在你眉梢点花灯(106)

  又问,“他乍闻此事,心中可有生疑?”

  “像是没有。”侍御史道,“正如外间传言的一般,三公子自落水后,人就有些奇怪,仿佛不怎么记事,以往大意的地方,如今倒是聪慧谨慎了起来,可是以往一点即透的地方,尤其与天家朝廷相关的,却不怎么往心里去。”

  “不过一切果如殿下所料,三公子一听闻老忠勇侯含冤,在意极了,也顾不上跟罗四小姐套话打听殿下您的身份,反而再三追问老忠勇侯的案子,一直到属下去囚室外等着了,他才离开。”

  “他这个人就是这样。”马车里的人又笑了一声,“常常本末倒置,轻重不分。”

  “这样很好,他既在意这案子,本王就可以借他之手,把云舒广案子的真相彻底掀开来,让父皇知道我那位仁善的太子哥哥,究竟是为何一病不起。不说扳倒……起码姚杭山这个人,可以彻底除掉了。”

  “枢密使大人当年害得忠勇侯战死,而今不能为殿下所用,有此一劫,乃是他自作孽。”侍御史道,犹豫了一会儿,又问,“既这样,殿下可还要对三公子下手?”

  “自然,他知道了最不该知道的,绝不能活着。”

  “可是……三公子虽不怎么敏锐,琮亲王殿下却是极厉害的。若是琮亲王知道了三公子被人谋害,定会追查到底,万一查到殿下身上,继而把所有的事都揭开,只怕今上再不会信任殿下您了。”

  “父皇他可曾有一日信任过我?”马车里的人冷声道。

  “再说了,你以为单凭一个程明婴,忠勇侯就可以平反?姚杭山就能获罪?”

  “这桩案子,非是要惊动琮亲王不可。只有明婴死了,琮亲王顺着他生前追查的冤情往下查,才能闹到父皇跟前,父皇才会治姚杭山的罪。”

  “何况本王这个皇叔,名声虽不怎么样,却十分得父皇信任。”马车里的人道,“知道父皇为何这么信任他吗?”

  “因为他最知道什么时候该做什么样的事。”

  “就算明婴死了,琮亲王至多查一查忠勇侯的案子,绝不会把当年那些丑事揭开来。一来,那些事看起来与明婴没什么关系;二来,这是天家秘辛,揭开来,反而给父皇脸上抹黑。琮亲王不去揭那些事,就不会猜到明婴的死,是本王动的手。”

  “是。”侍御史躬身一拜,“还是殿下缜密,考虑得比属下更周到。”

  “那么还是按计划,等过几日上白云寺祈福,便对三公子下手?”

  “嗯。”马车里的人应了一声,“去,告诉白云寺的暗桩,把消息透露给明婴手底下的人,就说能证明忠勇侯无罪的证人正是被扣在白云寺的清风院里。
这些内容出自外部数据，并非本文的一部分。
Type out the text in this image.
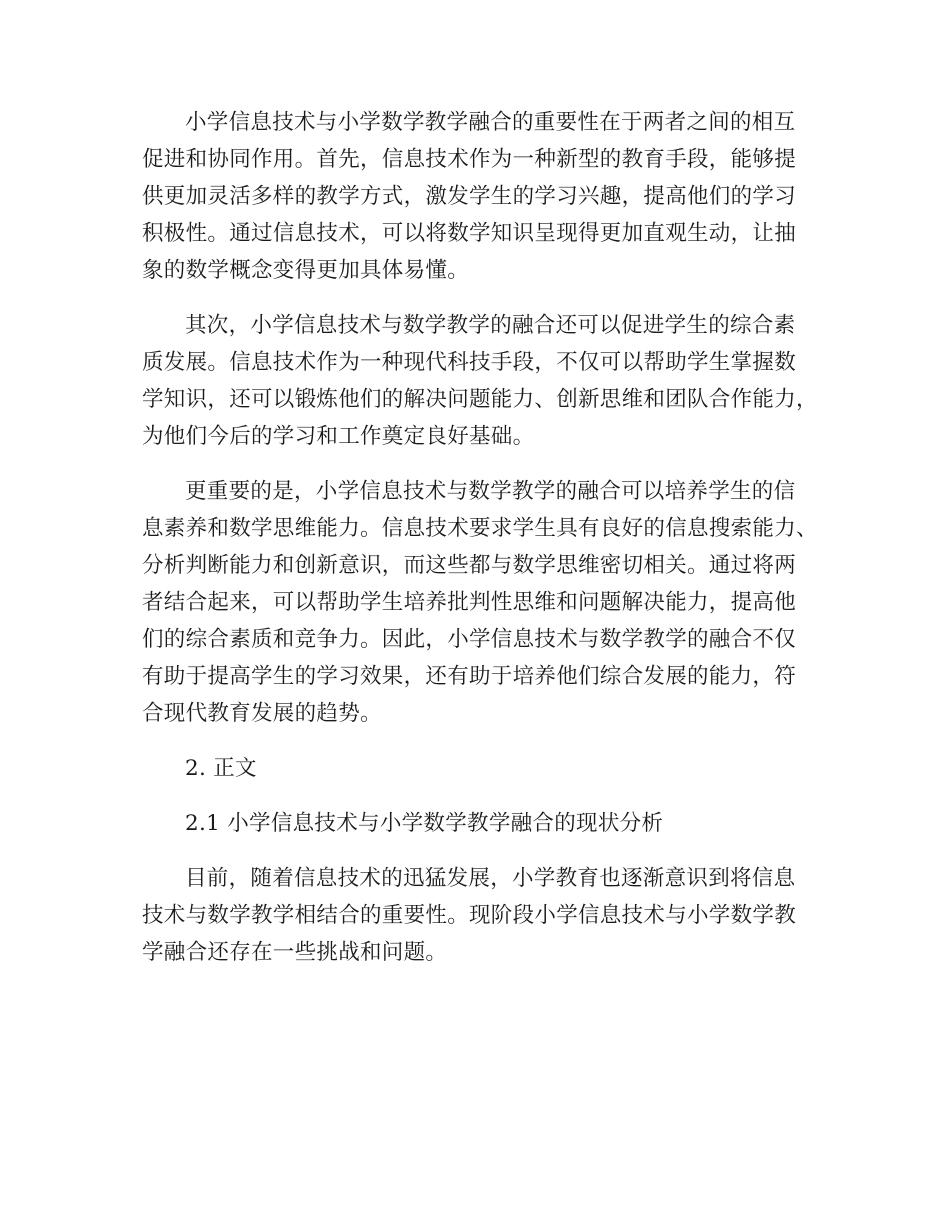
小学信息技术与小学数学教学融合的重要性在于两者之间的相互
促进和协同作用。首先，信息技术作为一种新型的教育手段，能够提
供更加灵活多样的教学方式，激发学生的学习兴趣，提高他们的学习
积极性。通过信息技术，可以将数学知识呈现得更加直观生动，让抽
象的数学概念变得更加具体易懂。
其次，小学信息技术与数学教学的融合还可以促进学生的综合素
质发展。信息技术作为一种现代科技手段，不仅可以帮助学生掌握数
学知识，还可以锻炼他们的解决问题能力、创新思维和团队合作能力，
为他们今后的学习和工作奠定良好基础。
更重要的是，小学信息技术与数学教学的融合可以培养学生的信
息素养和数学思维能力。信息技术要求学生具有良好的信息搜索能力、
分析判断能力和创新意识，而这些都与数学思维密切相关。通过将两
者结合起来，可以帮助学生培养批判性思维和问题解决能力，提高他
们的综合素质和竞争力。因此，小学信息技术与数学教学的融合不仅
有助于提高学生的学习效果，还有助于培养他们综合发展的能力，符
合现代教育发展的趋势。
2. 正文
2.1 小学信息技术与小学数学教学融合的现状分析
目前，随着信息技术的迅猛发展，小学教育也逐渐意识到将信息
技术与数学教学相结合的重要性。现阶段小学信息技术与小学数学教
学融合还存在一些挑战和问题。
”

  他说着,大惑不解道:“本王这位堂弟,实在是命大,上回花朝节,分明已死透了,不知怎么回事,竟活了过来。”

  “是,属下也听说了,跟死身回魂似的。”侍御史道,“不过殿下放心,这回属下一定悉心安排,确保万无一失。”

  “三公子他,也就只余几日光景可活了。”

  —*—*—*—

  程昶回府后,也不耽搁,当即就托人去打听当年忠勇侯的案子,不出三日,下头的人就过来回话了。

  说忠勇侯战死后,旧部大都遗在了塞北,但因为朝廷中有人参忠勇侯贪功冒进,其中有几人便被秘密押回了金陵审问,又因为今上没给明话,这几人不好被堂而皇之地送去大牢,几经辗转,现如今被软禁在白云寺的清风院里。

  程昶没料到这么快就得了消息,一时之间竟有些拿不定主意。

  他不清楚忠勇侯案子的细枝末节,原想找云浠商量,但云浠带兵去京郊平乱未归,去信亦来不及——明天就该去白云寺了。

  思来想去便也作罢,程昶想,还是自己先去跟清风院那几个罪人打听一番,看看是否确实能证明忠勇侯有冤,也省得云浠回来后空欢喜一场。

  隔日天不亮就要起行,这夜不过暮色将至,程昶便洗漱完,预备睡了。

  他思量了一整日,有些乏,几乎是沾枕即眠。

  恍惚中又入梦,梦里先是一片白茫茫,尔后慢慢浮现一条走廊。

  这条走廊他认得,是他上辈子常去的那家医院。

  在梦里,他仿佛是知道自己该去哪儿,脚步不由自主地往前走,停在一间病房前,推门而入。

  这是一间vip病房,病床上躺着一个人,一旁还有两个做记录的护士。

  程昶走进一看,病床上躺着的那个人正是他自己。